Yes, the snow had parted in the grass to form a heart-like shape. A symbol delivered to me via the universe that my tree, or Mother Nature herself, appreciated that I was kind enough to have a look around. It was a Barney moment: I love you, you love me, we are happily wrapped up in our mysteries.” How wonderful this tail end of a lunch half-hour accidentally turned into 40 some minutes had become.
Two days later, I listened to a You Tube documentary about John Muir while I drove off somewhere. I’m not sure how or why I never heard of him. Perhaps, I wondered, we learned about him in school. I don’t recall much of what I was supposedly taught during my school days. All my good lessons came after I walked away from the doors of conformity. John’s story was amazing- after an industrial accident that left him temporarily blinded in both eyes, he set sail for what wound up being the west and its glorious mountains. It changed him, in a good way I think. What if his accident had never happened? Listening to his story made me want to hit the battery in my RV with a hammer in such a precise manner that acid in the protective plastic case would fly into my eyes resulting in me leaving my current occupation and setting sail for the west on a discovery of my own. It’s too risky to try because luck might have it that I’d never see again. I’ll instead keep my eyes healthy so that I can see girls within mortar buildings, trees in nature, stuff like that. Using my sight and mind, I’ll eventually find my own way. Every now and again I get a sign that I’m on the right track. Everyone gets that same sort of thing, most don’t know where to look or aren’t aware they should be looking at all. (You should always be looking.)
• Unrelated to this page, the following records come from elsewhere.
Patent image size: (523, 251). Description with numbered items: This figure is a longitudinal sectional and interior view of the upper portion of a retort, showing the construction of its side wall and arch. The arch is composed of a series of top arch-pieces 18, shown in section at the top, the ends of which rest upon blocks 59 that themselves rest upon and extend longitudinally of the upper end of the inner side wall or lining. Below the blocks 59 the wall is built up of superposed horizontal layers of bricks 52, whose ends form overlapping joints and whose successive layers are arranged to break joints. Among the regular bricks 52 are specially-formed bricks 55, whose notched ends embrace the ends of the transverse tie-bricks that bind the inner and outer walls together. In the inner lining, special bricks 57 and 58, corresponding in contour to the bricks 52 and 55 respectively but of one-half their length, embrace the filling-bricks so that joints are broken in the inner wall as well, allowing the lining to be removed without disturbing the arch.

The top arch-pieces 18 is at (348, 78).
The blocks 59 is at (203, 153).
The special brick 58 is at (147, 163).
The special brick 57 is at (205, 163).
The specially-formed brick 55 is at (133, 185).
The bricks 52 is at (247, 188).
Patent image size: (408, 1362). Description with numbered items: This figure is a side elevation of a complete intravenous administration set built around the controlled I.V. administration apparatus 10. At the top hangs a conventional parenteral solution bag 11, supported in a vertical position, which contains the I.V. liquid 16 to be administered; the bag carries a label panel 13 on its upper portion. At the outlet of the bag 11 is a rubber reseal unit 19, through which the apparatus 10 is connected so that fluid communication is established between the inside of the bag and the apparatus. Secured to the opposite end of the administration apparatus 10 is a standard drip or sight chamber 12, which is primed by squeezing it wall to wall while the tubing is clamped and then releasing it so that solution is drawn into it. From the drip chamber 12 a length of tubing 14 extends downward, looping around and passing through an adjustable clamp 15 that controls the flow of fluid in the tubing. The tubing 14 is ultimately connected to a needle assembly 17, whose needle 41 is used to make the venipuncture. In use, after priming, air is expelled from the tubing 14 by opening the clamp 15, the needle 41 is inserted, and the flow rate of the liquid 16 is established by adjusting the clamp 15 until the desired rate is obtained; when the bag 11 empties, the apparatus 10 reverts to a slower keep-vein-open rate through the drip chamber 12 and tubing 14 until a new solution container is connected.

I may not always understand women, relationships or even humanity as a whole. Out in nature, just on the other side of a fence (or guardrail) everything becomes much clearer. In the premise of “Ask and you shall receive,” dear universe, more of that please. While it might be cool to see a quote of my own a bumper sticker somewhere down the road, I’d happily settle for making the acquaintance of some new trees. After all, each of them smiles in their own way and it’s never weird to me.